The first series of New Zealand's Got Talent began airing on Prime on 8 September 2008 and ran to 28 October 2008. It consisted of 13 episodes.

In March 2008, Prime announced it was producing a version of New Zealand's Got Talent, in conjunction with South Pacific Pictures and FremantleMedia, with a grand prize of NZ$100,000.

In June, actress Miriama Smith was announced as the first of the show's three judges,  and television presenter Andrew Mulligan and radio host Jason Reeves were announced as the show's two presenters. In July, the final two judges were announced - former NZ Idol judge Paul Ellis and former Radio With Pictures presenter and television producer Richard Driver. 

It was the first and only series of New Zealand's Got Talent produced by Prime. The series had not delivered expected advertising revenue and in 2009, the network confirmed that they would not produce any further series. Subsequent to the series lackluster performance, the franchise rights were acquired by TVNZ for a more successful  second series run in 2012.

Auditions

The audition process started in May 2008 with an initial registration period for applicants. The top applicants were then invited to the judges auditions rounds in Auckland, Wellington and Christchurch in August. The series started with highlights from the judges shows, one episode per location, starting on Monday 8 September.

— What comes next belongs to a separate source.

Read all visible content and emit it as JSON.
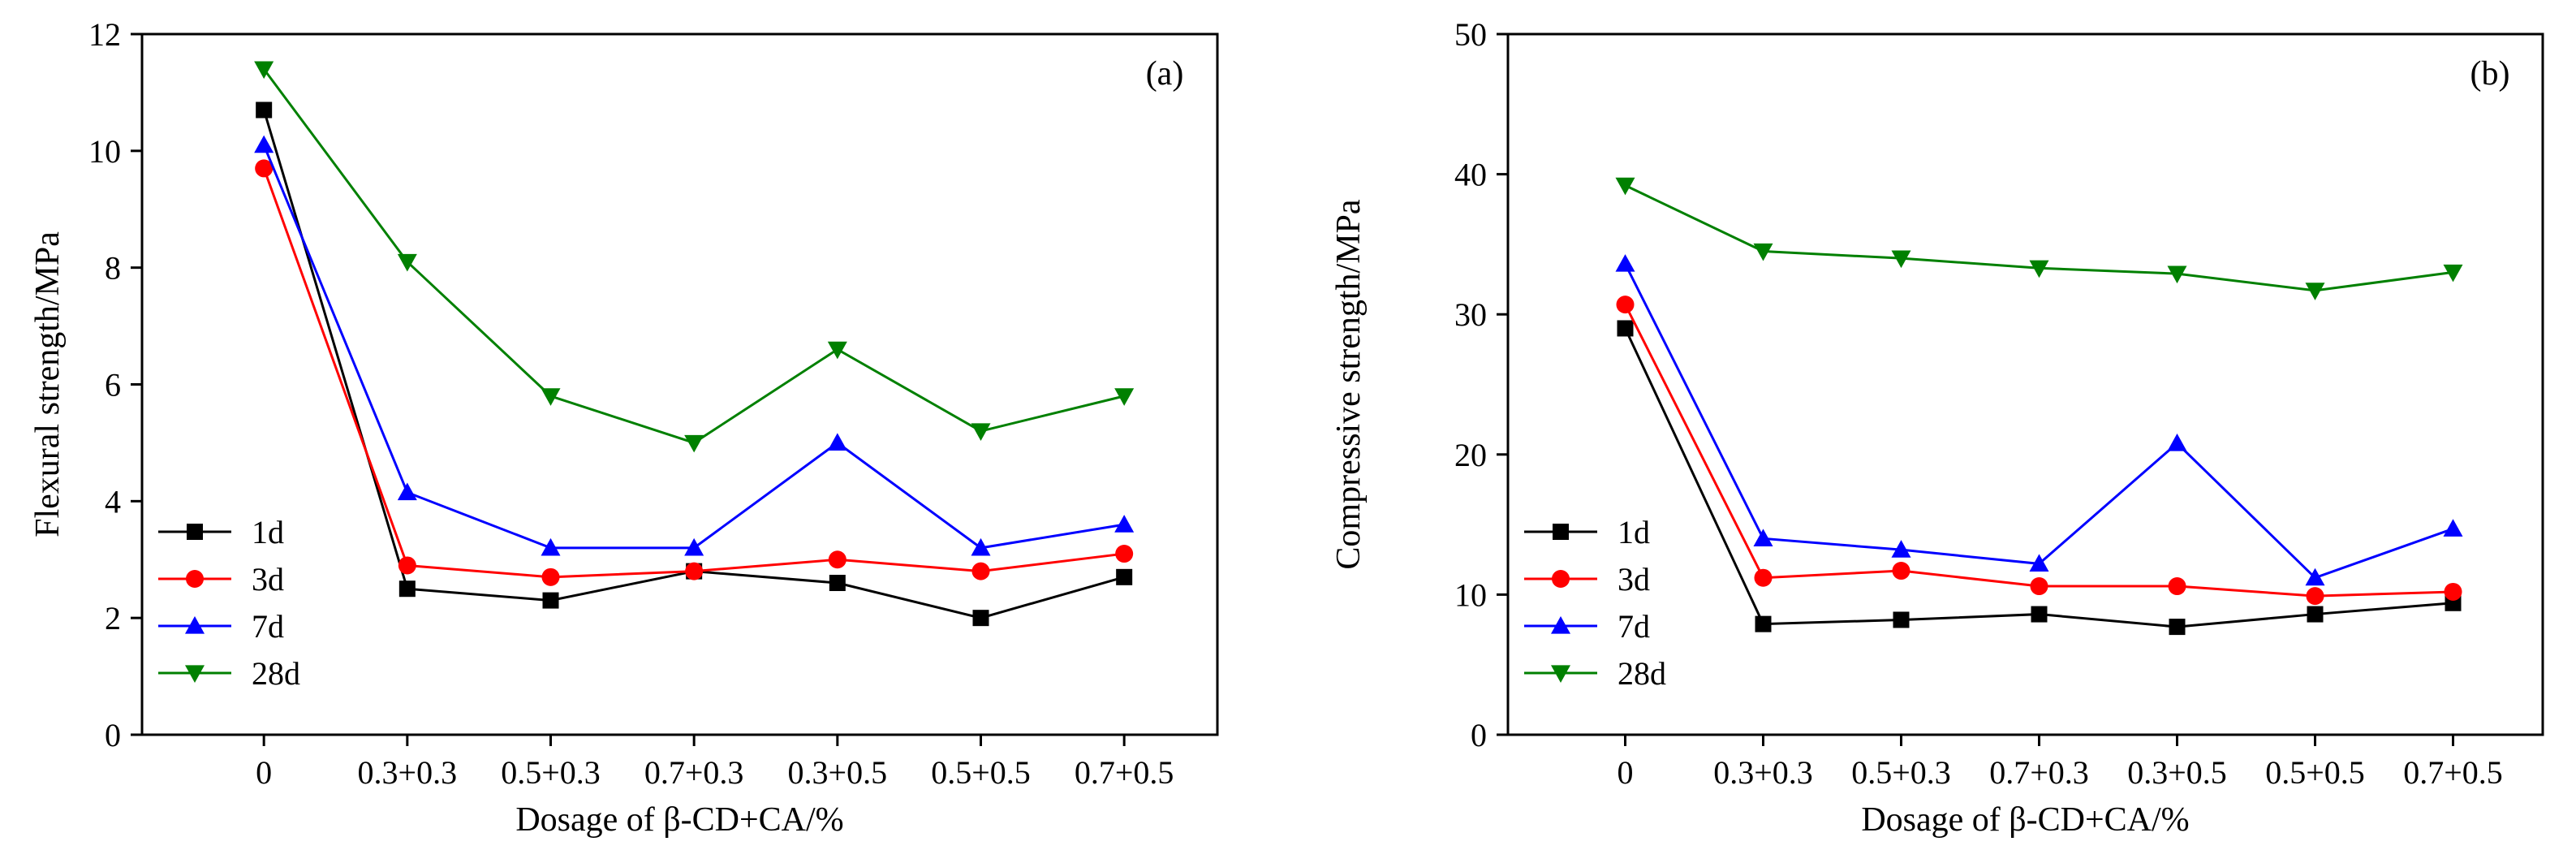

From this round, the judges chose 32 contestants to go through to the semi-finals.

Semi-finals

There were four semi-finals with eight contestants in each show. Starting 29 September, the pre-recorded performance show screened on Mondays nights, followed by the live results show on Tuesday nights.

Semi-final 1 (29 September)

Semi-final 2 (6 October)

Semi-final 3 (13 October)

Semi-final 4 (20 October)

Final (27 October) 

The finals performances took place on Monday 27 October with the results revealed on Tuesday 28 October. As well as the performances from each of the finalists, each judge invited back a previously eliminated contestant. They were singer Paton Jacinto, pianist Kent Isomura and singer Melissa Nordhouse.